The current press coverage of scientific meetings may be characterized as ‘too much, too soon.’ Results are frequently presented to the public as scientifically sound evidence rather than as preliminary findings with still uncertain validity. With some effort on the part of meeting organizers, journalists, and scientists, it will be possible to better serve the public.”

Woloshin and Schwartz recommend the following language for journalists who choose to write about preliminary unpublished research presented at meetings:

“The findings presented are a work in progress. Because the findings have not undergone final peer review, they have yet to be independently vetted, and may change.”

We hope you can see why publication in a peer-reviewed medical journal – although no guarantee of integrity or quality – is an important screen. At least other scientists can evaluate and comment on the research methods and on the strength of the evidence . something not done at many scientific meetings.

Woloshin and Schwartz have written related pieces:

The Journal of the National Cancer Institute (“What’s the Rush? The Dissemination and Adoption of Preliminary Research Results”).
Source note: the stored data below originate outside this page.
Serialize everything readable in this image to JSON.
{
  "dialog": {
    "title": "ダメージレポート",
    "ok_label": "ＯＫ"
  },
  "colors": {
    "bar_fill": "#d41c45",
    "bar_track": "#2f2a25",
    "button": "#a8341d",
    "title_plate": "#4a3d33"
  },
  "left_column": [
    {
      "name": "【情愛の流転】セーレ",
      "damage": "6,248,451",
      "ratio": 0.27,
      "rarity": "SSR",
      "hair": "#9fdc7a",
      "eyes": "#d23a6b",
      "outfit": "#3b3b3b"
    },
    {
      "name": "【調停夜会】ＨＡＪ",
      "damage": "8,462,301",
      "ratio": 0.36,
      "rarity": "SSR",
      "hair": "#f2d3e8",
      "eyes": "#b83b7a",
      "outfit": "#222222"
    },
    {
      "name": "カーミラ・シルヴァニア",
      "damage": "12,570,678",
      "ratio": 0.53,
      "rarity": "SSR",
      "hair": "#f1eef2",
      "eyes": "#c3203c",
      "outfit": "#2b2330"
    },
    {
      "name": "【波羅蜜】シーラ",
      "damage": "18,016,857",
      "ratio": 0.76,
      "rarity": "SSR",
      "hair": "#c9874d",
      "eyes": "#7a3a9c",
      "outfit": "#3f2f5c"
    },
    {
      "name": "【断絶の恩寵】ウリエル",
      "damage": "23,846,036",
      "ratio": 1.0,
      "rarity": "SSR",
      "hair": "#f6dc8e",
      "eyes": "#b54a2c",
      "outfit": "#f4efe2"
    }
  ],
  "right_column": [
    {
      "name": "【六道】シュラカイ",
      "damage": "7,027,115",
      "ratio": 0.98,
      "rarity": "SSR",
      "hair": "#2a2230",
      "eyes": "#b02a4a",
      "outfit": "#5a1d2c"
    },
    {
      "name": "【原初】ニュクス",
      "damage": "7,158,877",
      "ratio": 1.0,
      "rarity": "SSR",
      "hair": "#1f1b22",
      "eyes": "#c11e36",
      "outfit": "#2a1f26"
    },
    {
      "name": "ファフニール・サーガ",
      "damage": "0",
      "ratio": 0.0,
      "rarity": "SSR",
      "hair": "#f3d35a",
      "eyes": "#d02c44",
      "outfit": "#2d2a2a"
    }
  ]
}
Excerpt: “Physicians are confronted with preliminary research findings all the time. To decide whether the findings are good enough to change practice, they must be able to answer some fundamental questions. The most basic question, of course, is what is the rush?”

The Medical Journal of Australia (“Media reporting on research presented at scientific meetings: more caution needed”). Excerpt: “Work presented at scientific meetings is generally not ready for public consumption: results change, fatal problems emerge, and hypotheses fail to pan out.”